Isto é, «Ocorre o vício da insuficiência para a decisão da matéria de facto provada quando a matéria de facto provada se apresente insuficiente para a decisão de direito adequada, o que se verifica quando o tribunal não apurou matéria de facto necessária para uma boa decisão da causa, matéria essa que lhe cabia investigar, dentro do objecto do processo, tal como está circunscrito pela acusação e defesa, sem prejuízo do disposto nos artigos 339.° e 340.° do Código de Processo Penal.» (Acórdão do TUI no Processo n.°9/20l5)
Assevera reiteradamente o Venerando TUI (vide. a título exemplificativo, o Acórdão nos Processos n.°16/2000 e 9/2015): A contradição insanável da fundamentação consiste na contradição entre a fundamentação probatória da matéria de facto, bem como entre a matéria de facto dada como provada ou como provada e não provada.
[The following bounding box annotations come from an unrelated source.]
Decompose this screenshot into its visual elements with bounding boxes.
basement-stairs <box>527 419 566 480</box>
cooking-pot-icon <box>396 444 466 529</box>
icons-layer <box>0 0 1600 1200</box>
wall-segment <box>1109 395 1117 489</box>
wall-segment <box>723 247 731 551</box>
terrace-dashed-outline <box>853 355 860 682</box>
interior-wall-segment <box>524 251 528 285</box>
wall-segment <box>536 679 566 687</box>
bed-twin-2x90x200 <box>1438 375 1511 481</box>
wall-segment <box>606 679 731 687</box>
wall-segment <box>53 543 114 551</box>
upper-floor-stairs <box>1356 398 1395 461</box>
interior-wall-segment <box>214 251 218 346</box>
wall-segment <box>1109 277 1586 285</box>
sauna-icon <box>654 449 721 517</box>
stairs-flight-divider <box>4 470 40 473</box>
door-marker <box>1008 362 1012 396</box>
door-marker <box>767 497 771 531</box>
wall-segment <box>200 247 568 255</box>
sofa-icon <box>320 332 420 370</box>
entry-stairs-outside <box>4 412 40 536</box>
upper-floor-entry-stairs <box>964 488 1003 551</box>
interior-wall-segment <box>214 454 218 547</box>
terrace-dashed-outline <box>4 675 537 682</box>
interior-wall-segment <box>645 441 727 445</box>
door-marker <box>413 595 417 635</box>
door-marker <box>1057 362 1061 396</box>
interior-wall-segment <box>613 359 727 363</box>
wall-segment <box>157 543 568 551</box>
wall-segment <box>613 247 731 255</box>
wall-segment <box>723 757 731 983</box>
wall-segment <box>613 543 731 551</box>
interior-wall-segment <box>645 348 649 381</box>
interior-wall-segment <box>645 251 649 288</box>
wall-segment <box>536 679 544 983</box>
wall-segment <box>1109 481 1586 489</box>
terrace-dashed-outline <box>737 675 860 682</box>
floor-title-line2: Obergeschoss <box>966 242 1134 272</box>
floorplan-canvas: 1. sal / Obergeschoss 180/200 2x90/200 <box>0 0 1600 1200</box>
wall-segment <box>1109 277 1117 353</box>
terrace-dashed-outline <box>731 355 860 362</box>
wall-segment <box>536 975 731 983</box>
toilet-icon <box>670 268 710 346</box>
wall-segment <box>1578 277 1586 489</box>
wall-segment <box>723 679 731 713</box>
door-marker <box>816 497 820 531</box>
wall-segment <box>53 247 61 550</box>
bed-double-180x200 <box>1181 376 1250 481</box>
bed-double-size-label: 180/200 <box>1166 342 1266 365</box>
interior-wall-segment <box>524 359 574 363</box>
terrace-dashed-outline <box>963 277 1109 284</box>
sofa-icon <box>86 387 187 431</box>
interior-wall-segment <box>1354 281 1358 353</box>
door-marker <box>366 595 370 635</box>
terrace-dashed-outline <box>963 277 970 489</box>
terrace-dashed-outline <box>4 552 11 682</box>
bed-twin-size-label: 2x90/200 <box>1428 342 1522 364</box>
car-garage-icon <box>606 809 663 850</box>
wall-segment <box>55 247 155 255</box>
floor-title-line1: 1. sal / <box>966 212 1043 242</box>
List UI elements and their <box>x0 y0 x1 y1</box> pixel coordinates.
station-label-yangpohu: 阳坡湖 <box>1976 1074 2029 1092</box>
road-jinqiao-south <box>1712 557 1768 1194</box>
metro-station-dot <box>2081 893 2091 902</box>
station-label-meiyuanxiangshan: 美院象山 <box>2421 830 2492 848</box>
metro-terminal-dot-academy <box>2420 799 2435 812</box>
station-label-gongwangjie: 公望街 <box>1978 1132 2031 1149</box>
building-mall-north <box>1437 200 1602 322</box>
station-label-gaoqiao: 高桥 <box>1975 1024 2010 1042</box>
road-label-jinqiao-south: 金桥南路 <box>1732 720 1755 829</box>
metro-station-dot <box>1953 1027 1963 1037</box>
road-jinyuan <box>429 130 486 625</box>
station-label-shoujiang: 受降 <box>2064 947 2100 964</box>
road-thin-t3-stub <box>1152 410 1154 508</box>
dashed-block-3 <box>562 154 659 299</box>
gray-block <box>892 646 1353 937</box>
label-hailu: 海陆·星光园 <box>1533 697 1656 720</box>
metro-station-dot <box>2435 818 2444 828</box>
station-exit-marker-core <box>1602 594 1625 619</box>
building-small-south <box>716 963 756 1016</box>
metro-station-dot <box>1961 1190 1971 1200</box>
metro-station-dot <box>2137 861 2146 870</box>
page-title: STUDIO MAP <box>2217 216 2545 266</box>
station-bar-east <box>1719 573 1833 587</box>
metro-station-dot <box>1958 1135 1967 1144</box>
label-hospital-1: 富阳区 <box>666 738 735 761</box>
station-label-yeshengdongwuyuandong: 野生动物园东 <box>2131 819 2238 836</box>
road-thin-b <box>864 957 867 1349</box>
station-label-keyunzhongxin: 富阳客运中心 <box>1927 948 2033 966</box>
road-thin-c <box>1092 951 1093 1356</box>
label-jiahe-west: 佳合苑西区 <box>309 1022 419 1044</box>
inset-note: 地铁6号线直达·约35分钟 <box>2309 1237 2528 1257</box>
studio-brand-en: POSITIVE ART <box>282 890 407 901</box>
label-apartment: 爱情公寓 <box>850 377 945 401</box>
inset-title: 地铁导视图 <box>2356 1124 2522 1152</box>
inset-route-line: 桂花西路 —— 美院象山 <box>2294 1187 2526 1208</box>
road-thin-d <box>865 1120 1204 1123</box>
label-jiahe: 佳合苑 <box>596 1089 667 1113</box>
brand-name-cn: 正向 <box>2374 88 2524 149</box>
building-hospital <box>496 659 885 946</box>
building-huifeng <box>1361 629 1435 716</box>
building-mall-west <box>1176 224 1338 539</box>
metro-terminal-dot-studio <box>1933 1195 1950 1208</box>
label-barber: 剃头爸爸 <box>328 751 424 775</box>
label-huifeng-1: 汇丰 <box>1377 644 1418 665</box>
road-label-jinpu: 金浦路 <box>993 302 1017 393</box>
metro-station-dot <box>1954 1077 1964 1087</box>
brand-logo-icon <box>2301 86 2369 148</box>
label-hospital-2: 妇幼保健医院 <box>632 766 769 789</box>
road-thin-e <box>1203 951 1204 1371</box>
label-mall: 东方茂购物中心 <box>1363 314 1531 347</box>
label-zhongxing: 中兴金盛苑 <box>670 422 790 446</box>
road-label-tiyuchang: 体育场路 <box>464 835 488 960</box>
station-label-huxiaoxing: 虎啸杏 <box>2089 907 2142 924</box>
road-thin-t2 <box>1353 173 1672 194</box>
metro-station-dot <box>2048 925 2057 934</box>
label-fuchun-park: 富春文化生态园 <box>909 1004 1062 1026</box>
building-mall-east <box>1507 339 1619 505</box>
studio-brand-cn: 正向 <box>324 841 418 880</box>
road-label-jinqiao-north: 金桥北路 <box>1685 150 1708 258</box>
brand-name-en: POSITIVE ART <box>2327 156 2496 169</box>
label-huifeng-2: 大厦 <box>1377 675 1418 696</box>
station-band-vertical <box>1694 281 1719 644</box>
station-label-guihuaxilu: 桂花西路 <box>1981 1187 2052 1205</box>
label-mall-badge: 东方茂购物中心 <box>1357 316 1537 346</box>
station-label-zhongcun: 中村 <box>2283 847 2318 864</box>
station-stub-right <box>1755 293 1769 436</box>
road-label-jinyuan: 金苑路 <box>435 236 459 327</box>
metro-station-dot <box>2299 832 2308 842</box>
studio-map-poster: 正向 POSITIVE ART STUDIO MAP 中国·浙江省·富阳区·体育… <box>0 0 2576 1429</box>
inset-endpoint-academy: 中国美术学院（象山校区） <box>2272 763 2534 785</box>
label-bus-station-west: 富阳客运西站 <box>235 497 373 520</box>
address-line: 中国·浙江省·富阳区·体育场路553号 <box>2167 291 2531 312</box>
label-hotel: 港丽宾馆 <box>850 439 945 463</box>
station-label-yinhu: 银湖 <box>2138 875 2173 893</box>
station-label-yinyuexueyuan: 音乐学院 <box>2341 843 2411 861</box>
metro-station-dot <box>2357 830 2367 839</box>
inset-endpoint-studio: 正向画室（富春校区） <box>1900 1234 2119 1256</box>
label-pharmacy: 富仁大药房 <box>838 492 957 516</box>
A contradição tem de se apresentar insanável ou irredutível, ou seja, que não possa ser ultrapassada com o recurso à decisão recorrida no seu todo e às regras da experiência comum.
No que respeite ao «erro notório na apreciação de prova» prescrito na c) do n.°2 do art.400° do CPP, é pacífica e constante, no actual ordenamento jurídico de Macau, a seguinte jurisprudência: «O erro notório na apreciação da prova existe quando se dão como provados factos incompatíveis entre si, isto é, que o que se teve como provado ou não provado está em desconformidade com o que realmente se provou ou não provou, ou que se retirou de um facto tido como provado uma conclusão logicamente inaceitável. O erro existe também quando se violam as regras sobre o valor da prova vinculada ou as legis artis. Tem de ser um erro ostensivo, de tal modo evidente que não passa despercebido ao comum dos observadores, ou seja, quando o homem de formação média facilmente dele se dá conta.» (cfr. a título meramente exemplificativo, arestos do Venerando TUI nos seus Processos n.°17/2000, n.°16/2003, n.°46/2008, n.°22/2009, n.°52/2010, n.°29/2013 e n.°4/2014)
De outro lado, não se pode olvidar que o recorrente não pode utilizar o recurso para manifestar a sua discordância sobre a forma como o tribunal a quo ponderou a prova produzida, pondo em causa, deste modo, a livre convicção do julgador (Ac. do TUI no Proc. n.°13/2001). Pois, «sendo que o erro notório na apreciação da prova nada tem a ver com a eventual desconformidade entre a decisão de facto do Tribunal e aquela que entende adequada o Recorrente, irrelevante é, em sede de recurso, alegar-se como fundamento do dito vício, que devia o Tribunal ter dado relevância a determinado meio probatório para formar a sua convicção e assim dar como assente determinados factos, visto que, desta forma, mais não se faz do que pôr em causa a regra da livre convicção do Tribunal.» (Acórdão no Processo n.°470/2010)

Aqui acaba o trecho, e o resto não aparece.